Microsoft’s New Monopoly

17

Author: Richard Stallman

European legislators who endorse software patents frequently claim
that those wouldn’t affect free software (or “open source”).
Microsoft’s lawyers are determined to prove they are mistaken.
Leaked internal documents in 1998 said that Microsoft considered the
free software GNU/Linux operating system (referred to therein as
“Linux”) as the principal competitor to Windows, and spoke of using
patents and secret file formats to hold us back.

Because Microsoft has so much market power, it can often impose new
standards at will. It need only patent some minor idea, design a file
format, programming language, or communication protocol based on it,
and then pressure users to adopt it. Then we in the free software
community will be forbidden to provide software that does what these
users want; they will be locked in to Microsoft, and we will be locked
out from serving them.

Previously Microsoft tried to get its patented scheme for
spam-blocking adopted as an Internet standard, so as to exclude free
software from handling email. The standards committee in charge
rejected the proposal, but Microsoft said it would try to convince
large ISPs to use the scheme anyway.

Now Microsoft is planning to try something similar for Word files.

Several years ago, Microsoft abandoned its documented format for
saving documents, and switched to a new format which was secret.
However, the developers of free software word processors such as
AbiWord and OpenOffice.org experimented assiduously for years to
figure out the format, and now those programs can read most Word
files. But Microsoft isn’t licked yet.

The next version of Microsoft Word will use formats that involve a
technique that Microsoft claims to a patent on. Microsoft offers a
royalty-free patent license for certain limited purposes, but it is so
limited that it does not allow free software.
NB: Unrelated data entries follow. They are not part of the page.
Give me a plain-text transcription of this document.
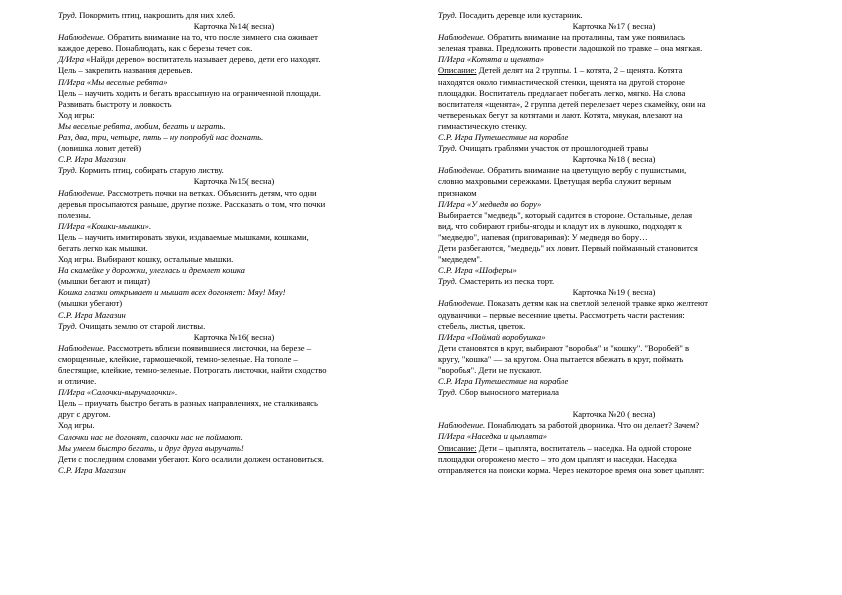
Труд. Покормить птиц, накрошить для них хлеб.

Карточка №14( весна)

Наблюдение. Обратить внимание на то, что после зимнего сна оживает

каждое дерево. Понаблюдать, как с березы течет сок.

Д/Игра «Найди дерево» воспитатель называет дерево, дети его находят.

Цель – закрепить названия деревьев.

П/Игра «Мы веселые ребята»

Цель – научить ходить и бегать врассыпную на ограниченной площади.

Развивать быстроту и ловкость

Ход игры:

Мы веселые ребята, любим, бегать и играть.

Раз, два, три, четыре, пять – ну попробуй нас догнать.

(ловишка ловит детей)

С.Р. Игра Магазин

Труд. Кормить птиц, собирать старую листву.

Карточка №15( весна)

Наблюдение. Рассмотреть почки на ветках. Объяснить детям, что одни

деревья просыпаются раньше, другие позже. Рассказать о том, что почки

полезны.

П/Игра «Кошки-мышки».

Цель – научить имитировать звуки, издаваемые мышками, кошками,

бегать легко как мышки.

Ход игры. Выбирают кошку, остальные мышки.

На скамейке у дорожки, улеглась и дремлет кошка

(мышки бегают и пищат)

Кошка глазки открывает и мышат всех догоняет: Мяу! Мяу!

(мышки убегают)

С.Р. Игра Магазин

Труд. Очищать землю от старой листвы.

Карточка №16( весна)

Наблюдение. Рассмотреть вблизи появившиеся листочки, на березе –

сморщенные, клейкие, гармошечкой, темно-зеленые. На тополе –

блестящие, клейкие, темно-зеленые. Потрогать листочки, найти сходство

и отличие.

П/Игра «Салочки-выручалочки».

Цель – приучать быстро бегать в разных направлениях, не сталкиваясь

друг с другом.

Ход игры.

Салочки нас не догонят, салочки нас не поймают.

Мы умеем быстро бегать, и друг друга выручать!

Дети с последним словами убегают. Кого осалили должен остановиться.

С.Р. Игра Магазин

Труд. Посадить деревце или кустарник.

Карточка №17 ( весна)

Наблюдение. Обратить внимание на проталины, там уже появилась

зеленая травка. Предложить провести ладошкой по травке – она мягкая.

П/Игра «Котята и щенята»

Описание: Детей делят на 2 группы. 1 – котята, 2 – щенята. Котята

находятся около гимнастической стенки, щенята на другой стороне

площадки. Воспитатель предлагает побегать легко, мягко. На слова

воспитателя «щенята», 2 группа детей перелезает через скамейку, они на

четвереньках бегут за котятами и лают. Котята, мяукая, влезают на

гимнастическую стенку.

С.Р. Игра Путешествие на корабле

Труд. Очищать граблями участок от прошлогодней травы

Карточка №18 ( весна)

Наблюдение. Обратить внимание на цветущую вербу с пушистыми,

словно махровыми сережками. Цветущая верба служит верным

признаком

П/Игра «У медведя во бору»

Выбирается "медведь", который садится в стороне. Остальные, делая

вид, что собирают грибы-ягоды и кладут их в лукошко, подходят к

"медведю", напевая (приговаривая): У медведя во бору…

Дети разбегаются, "медведь" их ловит. Первый пойманный становится

"медведем".

С.Р. Игра «Шоферы»

Труд. Смастерить из песка торт.

Карточка №19 ( весна)

Наблюдение. Показать детям как на светлой зеленой травке ярко желтеют

одуванчики – первые весенние цветы. Рассмотреть части растения:

стебель, листья, цветок.

П/Игра «Поймай воробушка»

Дети становятся в круг, выбирают "воробья" и "кошку". "Воробей" в

кругу, "кошка" — за кругом. Она пытается вбежать в круг, поймать

"воробья". Дети не пускают.

С.Р. Игра Путешествие на корабле

Труд. Сбор выносного материала

Карточка №20 ( весна)

Наблюдение. Понаблюдать за работой дворника. Что он делает? Зачем?

П/Игра «Наседка и цыплята»

Описание: Дети – цыплята, воспитатель – наседка. На одной стороне

площадки огорожено место – это дом цыплят и наседки. Наседка

отправляется на поиски корма. Через некоторое время она зовет цыплят:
You can see the license
here.

Free software is defined as software that respects four fundamental
freedoms: (0) freedom to run the software as you wish, (1) freedom to
study the source code and modify it to do what you wish, (2) freedom
to make and redistribute copies, and (3) freedom to publish modified
versions. Only programmers can directly exercise freedoms 1 and 3,
but all users can exercise freedoms 0 and 2, and all users benefit
from the modifications that programmers write and publish.
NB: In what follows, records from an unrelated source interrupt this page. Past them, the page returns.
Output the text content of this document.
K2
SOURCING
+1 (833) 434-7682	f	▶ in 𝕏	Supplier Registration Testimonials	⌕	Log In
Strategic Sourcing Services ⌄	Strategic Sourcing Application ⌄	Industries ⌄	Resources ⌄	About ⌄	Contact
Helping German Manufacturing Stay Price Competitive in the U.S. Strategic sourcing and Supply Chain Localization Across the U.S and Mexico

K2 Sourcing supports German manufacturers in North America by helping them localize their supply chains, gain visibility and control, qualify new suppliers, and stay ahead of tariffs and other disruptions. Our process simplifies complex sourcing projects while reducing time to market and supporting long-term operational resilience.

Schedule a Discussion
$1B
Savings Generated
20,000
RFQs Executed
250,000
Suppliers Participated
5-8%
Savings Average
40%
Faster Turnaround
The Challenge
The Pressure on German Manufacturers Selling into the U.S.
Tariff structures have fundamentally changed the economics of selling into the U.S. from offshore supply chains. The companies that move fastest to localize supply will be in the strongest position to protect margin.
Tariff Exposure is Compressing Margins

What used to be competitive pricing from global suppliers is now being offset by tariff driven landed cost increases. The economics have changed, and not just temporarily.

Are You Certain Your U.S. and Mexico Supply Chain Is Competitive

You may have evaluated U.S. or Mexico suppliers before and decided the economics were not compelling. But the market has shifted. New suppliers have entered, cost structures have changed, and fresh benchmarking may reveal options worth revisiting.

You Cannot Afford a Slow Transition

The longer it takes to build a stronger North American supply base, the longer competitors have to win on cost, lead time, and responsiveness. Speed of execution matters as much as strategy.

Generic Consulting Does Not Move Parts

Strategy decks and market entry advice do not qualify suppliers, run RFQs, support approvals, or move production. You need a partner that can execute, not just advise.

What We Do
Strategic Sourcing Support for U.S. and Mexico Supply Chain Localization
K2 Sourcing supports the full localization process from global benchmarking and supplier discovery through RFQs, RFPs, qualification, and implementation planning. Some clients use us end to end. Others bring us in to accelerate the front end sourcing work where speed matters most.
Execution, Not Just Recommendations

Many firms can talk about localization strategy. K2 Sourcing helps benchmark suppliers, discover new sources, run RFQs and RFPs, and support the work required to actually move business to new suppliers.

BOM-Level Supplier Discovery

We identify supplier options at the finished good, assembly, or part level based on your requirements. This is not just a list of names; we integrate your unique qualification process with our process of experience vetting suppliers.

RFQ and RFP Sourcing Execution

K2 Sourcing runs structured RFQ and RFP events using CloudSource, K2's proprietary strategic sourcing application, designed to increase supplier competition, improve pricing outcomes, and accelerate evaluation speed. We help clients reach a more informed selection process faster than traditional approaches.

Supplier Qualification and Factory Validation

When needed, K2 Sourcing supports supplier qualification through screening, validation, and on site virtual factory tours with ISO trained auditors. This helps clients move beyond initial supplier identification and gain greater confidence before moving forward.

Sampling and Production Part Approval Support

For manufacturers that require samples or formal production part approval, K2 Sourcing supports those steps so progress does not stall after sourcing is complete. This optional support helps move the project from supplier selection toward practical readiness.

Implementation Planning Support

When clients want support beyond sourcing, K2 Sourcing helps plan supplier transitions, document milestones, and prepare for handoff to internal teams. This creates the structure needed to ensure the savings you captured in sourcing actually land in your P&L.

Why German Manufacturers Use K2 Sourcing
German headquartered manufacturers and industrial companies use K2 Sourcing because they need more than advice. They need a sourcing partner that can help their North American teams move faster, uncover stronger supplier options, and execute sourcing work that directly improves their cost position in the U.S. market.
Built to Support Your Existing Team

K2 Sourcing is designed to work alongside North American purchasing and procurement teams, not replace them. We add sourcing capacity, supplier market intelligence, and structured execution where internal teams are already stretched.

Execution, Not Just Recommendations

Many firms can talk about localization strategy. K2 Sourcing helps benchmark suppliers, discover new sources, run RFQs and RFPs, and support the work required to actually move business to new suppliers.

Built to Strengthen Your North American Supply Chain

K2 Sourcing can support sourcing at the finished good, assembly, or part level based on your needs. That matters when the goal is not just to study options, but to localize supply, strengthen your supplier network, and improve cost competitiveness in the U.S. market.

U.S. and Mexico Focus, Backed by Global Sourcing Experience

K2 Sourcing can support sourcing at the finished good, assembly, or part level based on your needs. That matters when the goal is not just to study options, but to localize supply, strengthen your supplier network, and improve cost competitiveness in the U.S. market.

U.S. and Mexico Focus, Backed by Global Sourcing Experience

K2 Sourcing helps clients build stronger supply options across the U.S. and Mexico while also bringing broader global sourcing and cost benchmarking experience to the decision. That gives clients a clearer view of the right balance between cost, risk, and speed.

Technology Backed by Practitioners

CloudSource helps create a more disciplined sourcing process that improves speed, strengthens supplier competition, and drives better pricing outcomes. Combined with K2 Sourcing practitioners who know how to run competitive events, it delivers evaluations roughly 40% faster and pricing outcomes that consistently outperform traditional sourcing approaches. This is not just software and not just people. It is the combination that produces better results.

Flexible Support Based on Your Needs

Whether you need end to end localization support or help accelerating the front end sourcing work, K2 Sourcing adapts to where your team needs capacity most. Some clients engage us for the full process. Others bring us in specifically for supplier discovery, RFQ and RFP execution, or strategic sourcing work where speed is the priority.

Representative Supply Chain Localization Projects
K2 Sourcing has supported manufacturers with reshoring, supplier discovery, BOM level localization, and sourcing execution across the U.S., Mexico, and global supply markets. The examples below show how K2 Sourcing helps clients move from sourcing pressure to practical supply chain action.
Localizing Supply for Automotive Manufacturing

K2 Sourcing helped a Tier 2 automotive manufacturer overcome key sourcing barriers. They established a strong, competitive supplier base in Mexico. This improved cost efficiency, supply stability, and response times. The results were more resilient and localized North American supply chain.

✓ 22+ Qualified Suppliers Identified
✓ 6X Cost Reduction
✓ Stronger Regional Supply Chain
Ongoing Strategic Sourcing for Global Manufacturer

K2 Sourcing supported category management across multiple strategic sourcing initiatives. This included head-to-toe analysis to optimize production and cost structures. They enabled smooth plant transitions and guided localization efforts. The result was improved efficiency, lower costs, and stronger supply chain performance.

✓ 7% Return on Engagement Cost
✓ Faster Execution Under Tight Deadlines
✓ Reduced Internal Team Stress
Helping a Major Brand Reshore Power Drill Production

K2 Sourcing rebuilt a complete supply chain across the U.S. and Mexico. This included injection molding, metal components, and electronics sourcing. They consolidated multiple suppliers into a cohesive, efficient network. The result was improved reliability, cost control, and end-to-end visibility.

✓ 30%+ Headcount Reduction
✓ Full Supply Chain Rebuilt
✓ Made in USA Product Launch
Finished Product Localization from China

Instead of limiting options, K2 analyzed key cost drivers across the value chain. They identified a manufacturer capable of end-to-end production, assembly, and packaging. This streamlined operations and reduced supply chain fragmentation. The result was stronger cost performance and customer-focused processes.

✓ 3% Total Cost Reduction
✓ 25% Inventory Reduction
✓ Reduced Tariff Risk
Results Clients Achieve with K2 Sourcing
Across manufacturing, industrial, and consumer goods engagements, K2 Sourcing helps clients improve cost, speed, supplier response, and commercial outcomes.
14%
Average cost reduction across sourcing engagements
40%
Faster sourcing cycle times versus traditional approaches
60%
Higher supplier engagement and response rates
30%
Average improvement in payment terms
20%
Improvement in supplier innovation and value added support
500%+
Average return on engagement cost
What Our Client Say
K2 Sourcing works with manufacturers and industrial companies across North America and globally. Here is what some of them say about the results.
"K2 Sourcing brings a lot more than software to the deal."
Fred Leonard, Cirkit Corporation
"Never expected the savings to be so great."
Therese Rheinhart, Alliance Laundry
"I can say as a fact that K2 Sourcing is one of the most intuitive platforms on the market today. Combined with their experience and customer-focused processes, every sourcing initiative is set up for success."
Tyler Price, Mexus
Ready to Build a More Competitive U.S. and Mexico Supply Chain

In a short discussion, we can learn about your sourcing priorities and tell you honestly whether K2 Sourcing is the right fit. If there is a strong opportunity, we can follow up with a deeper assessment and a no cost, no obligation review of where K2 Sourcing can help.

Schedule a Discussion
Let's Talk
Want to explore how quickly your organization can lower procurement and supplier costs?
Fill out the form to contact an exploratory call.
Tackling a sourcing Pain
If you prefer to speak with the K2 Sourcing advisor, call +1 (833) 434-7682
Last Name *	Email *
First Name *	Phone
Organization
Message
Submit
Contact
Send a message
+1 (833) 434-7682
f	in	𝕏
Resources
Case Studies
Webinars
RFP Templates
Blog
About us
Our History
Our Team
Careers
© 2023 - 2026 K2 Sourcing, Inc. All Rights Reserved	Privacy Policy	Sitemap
Distributing an application under Microsoft’s patent license applies
license terms that prohibit most possible modifications of the
software. Lacking freedom 3, the freedom to publish modified
versions, it would not be free software. (I think it could not be
“open source” software either, since that definition is similar; but
it is not identical, and I cannot speak for the advocates of open
source.)

The Microsoft license also requires inclusion of a specific statement.
That requirement would not in itself prevent the program from being
free. It is normal for free software to carry license notices that
cannot be changed, and this statement could be included in one of
them. The statement is biased and confusing, since it uses the term
“intellectual property”, but one is not required to endorse the
statement as true or even meaningful–only to include it. The
software developer could cancel its misleading effect with a
disclaimer like this: “The following misleading statement has been
imposed on us by Microsoft; please be advised that it is propaganda.
See http://www.gnu.org/philosophy/not-ipr.xhtml for more explanation.”

However, the requirement to include a fixed piece of text is actually
quite cunning, because anyone who does so has explicitly accepted and
applied the restrictions of the Microsoft patent license. The
resulting program is clearly not free software.

Some free software licenses, such as the most popular GNU General
Public License, forbid publication of a modified version if it isn’t
free software in the same way. (We call that the “liberty or death”
clause, since it ensures the program will remain free or die.) To
apply Microsoft’s license to a program under the GNU GPL would violate
the program’s license; it would be illegal. Many other free software
licenses permit non-free modified versions. It wouldn’t be illegal to
modify such a program and publish the modified version under
Microsoft’s patent license. But that modified version, with its
modified licnese, wouldn’t be free software.

Microsoft’s patent covering the new Word format is a US patent. It
doesn’t restrict anyone in Europe; Europeans are free to make and use
software that can read this format. Europeans that develop or use
software currently enjoy an advantage over Americans: the Americans
can be sued for patent infringement for their software activities in
the US, but the Europeans cannot be sued for their activities in
Europe. Europeans can already get US software patents and sue
Americans, but Americans cannot get European software patents if
Europe doesn’t allow them.

All that will change if the European Parliament authorizes software
patents. Microsoft will be one of thousands of foreign software
patent holders that will bring their patents over to Europe to sue the
software developers and computer users there. Of the 50,000-odd
putatively invalid software patents issued by the European Patent
Office, around 80% do not belong to Europeans. The European
Parliament should vote to keep these patents invalid, and keep
Europeans safe.

Copyright 2005 Richard Stallman
Verbatim copying and distribution of this entire article are permitted
worldwide without royalty in any medium provided this notice is preserved.